В руке у шустрого вдруг тускло блеснул длинный старый кухонный нож. Как известно, ни одним ножом не было совершено за всю историю человечества столько убийств, сколько было совершено кухонным.
Достав нож, шустрый тоже замолчал, словно наконец успокоился. Глаза его сузились, тело перестало дергаться от страха и напряжения и, наоборот, приобрело какую-то ленивую кошачью пластику. Мягко ступая по траве, он медленно двинулся к однорукому, который совсем не отреагировал на вопль из «зрительного зала», словно не слышал.
– Эй, у него нож! – закричали ребята еще громче. – Баран, обернись! Он тебя сейчас покоцает!
Но однорукий продолжал как ни в чем не бывало подсчитывать трофеи, бережно поднося каждый к глазам и проверяя, не надбито ли драгоценное горлышко.
– Сука, одну надбили… – тихо пробормотал он и выпрямился в самый последний момент, когда нож шустрого, как меч Фемиды, уже был занесен в воздухе. И нож этот просвистел прямо перед носом однорукого.
– Ты чего, совсем обалдел? – как-то очень даже ловко он ухватил шустрого за шиворот и, приподняв в воздухе одной рукой, за неимением второй принялся лупцевать его ногами. Нож отлетел куда-то в сторону, а шустрый заверещал, как годовалый поросенок, которого волокут резать.
– Давай! Давай, так его! – дружно заорали прыщавые парни, которым в принципе все равно было, за кого болеть в этом поединке. В подобном случае всегда болеют за сильнейшего. – По яйцам ему дай! По яйцам.
Большой вдруг вскочил и бросился в кусты, но на него никто не обратил внимания.
– Ты меня зарезать хотел? – пыхтел однорукий, отчаянно работая ногами. – Ну и за что? А вот теперь и получи.
Бил он довольно крепко, потому что шустрый после пятого удара перестал верещать и только крякал.
Зато детишки просто из себя выходили от перевозбуждения. Так и тянуло подбежать и тоже врезать разок ногой.
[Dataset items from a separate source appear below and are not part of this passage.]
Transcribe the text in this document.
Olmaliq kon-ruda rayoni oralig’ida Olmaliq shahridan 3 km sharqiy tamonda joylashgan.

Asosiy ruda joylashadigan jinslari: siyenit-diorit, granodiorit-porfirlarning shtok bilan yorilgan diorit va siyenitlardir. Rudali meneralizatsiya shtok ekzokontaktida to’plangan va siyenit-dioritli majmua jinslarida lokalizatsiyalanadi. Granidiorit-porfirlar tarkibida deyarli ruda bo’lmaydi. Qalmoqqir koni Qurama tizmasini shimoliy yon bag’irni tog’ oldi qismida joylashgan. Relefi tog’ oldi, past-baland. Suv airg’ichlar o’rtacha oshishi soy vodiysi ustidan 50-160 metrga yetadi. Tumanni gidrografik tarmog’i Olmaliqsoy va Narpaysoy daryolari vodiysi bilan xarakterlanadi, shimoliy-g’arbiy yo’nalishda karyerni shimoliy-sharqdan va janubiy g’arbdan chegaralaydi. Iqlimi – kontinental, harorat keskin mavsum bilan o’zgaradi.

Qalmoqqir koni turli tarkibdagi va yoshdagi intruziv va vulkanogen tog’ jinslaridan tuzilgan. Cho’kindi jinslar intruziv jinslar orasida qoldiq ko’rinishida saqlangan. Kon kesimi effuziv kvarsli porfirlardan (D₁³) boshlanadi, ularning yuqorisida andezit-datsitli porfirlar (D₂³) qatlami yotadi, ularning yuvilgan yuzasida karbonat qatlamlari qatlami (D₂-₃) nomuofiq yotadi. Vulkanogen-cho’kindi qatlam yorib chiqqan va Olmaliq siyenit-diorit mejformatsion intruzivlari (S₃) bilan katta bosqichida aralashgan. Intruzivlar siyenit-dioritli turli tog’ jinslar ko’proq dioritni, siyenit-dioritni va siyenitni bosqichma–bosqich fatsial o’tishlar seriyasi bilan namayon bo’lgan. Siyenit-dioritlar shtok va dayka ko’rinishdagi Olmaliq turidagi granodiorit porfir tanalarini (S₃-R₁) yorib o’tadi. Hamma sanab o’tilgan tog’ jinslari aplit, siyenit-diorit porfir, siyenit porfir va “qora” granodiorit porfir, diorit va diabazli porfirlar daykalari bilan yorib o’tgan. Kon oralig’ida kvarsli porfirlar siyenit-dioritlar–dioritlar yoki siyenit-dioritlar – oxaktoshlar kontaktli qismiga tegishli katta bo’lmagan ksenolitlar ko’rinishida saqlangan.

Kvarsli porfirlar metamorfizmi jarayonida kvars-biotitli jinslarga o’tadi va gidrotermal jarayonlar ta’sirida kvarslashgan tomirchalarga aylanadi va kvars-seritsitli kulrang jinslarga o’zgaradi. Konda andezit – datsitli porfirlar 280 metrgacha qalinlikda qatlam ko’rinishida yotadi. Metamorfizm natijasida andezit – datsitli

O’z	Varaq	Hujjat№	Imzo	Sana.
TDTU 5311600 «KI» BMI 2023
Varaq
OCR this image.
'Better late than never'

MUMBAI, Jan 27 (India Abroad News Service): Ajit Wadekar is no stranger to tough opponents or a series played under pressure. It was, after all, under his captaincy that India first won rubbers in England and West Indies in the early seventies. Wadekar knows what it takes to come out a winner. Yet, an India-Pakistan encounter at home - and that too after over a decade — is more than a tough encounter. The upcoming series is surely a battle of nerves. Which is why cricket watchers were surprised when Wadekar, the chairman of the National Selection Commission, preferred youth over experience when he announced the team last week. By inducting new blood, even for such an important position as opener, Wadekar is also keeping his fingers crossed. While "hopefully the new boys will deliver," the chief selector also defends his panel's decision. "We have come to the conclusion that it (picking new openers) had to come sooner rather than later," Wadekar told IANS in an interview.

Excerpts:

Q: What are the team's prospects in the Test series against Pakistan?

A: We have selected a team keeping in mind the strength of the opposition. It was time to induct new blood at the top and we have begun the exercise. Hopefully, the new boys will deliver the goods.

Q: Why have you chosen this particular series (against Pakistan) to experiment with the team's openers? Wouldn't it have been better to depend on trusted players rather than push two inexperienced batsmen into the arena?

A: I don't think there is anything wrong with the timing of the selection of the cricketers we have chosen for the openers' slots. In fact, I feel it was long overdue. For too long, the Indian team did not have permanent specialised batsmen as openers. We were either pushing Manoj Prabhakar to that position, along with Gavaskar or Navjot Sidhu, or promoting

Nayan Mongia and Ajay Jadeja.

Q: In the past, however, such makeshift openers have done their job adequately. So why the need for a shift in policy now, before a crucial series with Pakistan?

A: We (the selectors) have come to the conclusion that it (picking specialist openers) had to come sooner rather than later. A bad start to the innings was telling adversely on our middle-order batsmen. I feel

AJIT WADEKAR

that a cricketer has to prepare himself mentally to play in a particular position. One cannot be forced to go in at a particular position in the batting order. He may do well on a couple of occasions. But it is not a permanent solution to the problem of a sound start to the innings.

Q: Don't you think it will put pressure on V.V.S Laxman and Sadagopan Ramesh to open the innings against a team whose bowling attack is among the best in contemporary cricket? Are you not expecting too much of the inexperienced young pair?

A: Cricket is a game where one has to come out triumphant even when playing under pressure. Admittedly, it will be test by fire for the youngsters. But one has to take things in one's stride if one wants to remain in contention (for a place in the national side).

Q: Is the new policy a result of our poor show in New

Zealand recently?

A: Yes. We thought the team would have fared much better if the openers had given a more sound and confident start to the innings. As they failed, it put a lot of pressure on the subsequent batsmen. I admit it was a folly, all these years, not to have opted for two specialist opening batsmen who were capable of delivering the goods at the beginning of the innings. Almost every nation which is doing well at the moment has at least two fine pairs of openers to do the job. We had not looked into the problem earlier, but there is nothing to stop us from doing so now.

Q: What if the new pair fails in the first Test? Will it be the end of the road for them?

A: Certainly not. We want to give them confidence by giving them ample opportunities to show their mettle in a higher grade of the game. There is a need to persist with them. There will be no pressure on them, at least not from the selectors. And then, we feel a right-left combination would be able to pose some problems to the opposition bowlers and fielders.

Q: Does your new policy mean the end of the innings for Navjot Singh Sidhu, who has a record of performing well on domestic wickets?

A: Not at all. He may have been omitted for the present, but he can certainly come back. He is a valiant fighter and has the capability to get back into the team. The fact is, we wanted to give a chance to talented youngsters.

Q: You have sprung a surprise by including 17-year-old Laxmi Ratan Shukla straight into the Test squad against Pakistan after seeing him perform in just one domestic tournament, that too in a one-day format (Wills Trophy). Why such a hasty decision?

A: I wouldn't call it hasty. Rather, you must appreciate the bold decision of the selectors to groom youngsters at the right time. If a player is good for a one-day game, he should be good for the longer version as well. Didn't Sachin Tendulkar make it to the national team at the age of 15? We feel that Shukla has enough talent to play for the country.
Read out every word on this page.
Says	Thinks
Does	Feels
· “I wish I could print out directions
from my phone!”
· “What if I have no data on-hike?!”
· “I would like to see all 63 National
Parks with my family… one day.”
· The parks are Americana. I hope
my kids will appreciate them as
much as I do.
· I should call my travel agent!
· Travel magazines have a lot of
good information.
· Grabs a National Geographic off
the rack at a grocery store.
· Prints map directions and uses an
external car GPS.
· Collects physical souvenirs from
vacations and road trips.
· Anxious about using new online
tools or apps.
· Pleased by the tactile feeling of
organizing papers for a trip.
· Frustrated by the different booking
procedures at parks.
Хоть разок.
После очередного удара однорукий бросил шустрого на землю и поднял нож.
И опять наступила полная тишина. Только шустрый тихо стонал, пытаясь подняться на ноги. Нет, подросткам уже не было страшно того, что сейчас случится. Даже наоборот, им очень хотелось, чтобы убийство произошло, просто никто пока не смел в этом признаться.
– Ну, давай… – тихо, почти шепотом сказал очкарик. – Вколи ему.
И словно плотину какую-то прорвало.
– Убей его! – закричали все хором. – Засунь ему в живот! Выпусти ему кишки! Горло ему перережь, горло! Давай!
Они кричали так громко, что даже не сразу услышали милицейский свисток. Только когда неизвестно откуда на однорукого прыгнули два милиционера, свалили с ног и принялись методично колотить резиновыми дубинками, все бросились врассыпную. Но милиционеры и не собирались никого ловить. У них было занятие поинтереснее, чем беготня за пацанвой.
Однорукий не кричал, не сопротивлялся, вообще не шевелился. Он тихо лежал, уткнувшись лицом в траву и прикрывая единственной рукой затылок, и ждал, когда они устанут.
Рядом наконец поднялся на четвереньки шустрый. Он хотел потихонечку уползти в кусты, но разве от милиции уползешь?
– Куда? – поинтересовался один из стражей порядка и со спины однорукого переключился на спину шустрого.
Когда ни тот ни другой уже не подавали никаких признаков жизни, милиционеры остановились. Один из них, сержант, толкнул однорукого ногой и, вытерев пот со лба, достал из кармана сигарету.
– Ну что, грузим?
– Грузим. – Второй включил рацию. – Эй, у нас еще двое! Давай, мы возле старого фонтана.
Минут через десять подкатил «уазик». Шустрый к тому времени уже пришел в себя и плакал, лежа в траве.
– Он меня зарезать хотел! Отпустите меня, пожалуйста, я больше так не буду!
Милиционеры сидели на лавочке и мирно курили.
– Звать-то тебя как? – спросил молоденький милиционер.
– Ванюша… Я бутылки собирал, а он первый начал! – продолжал скулить шустрый.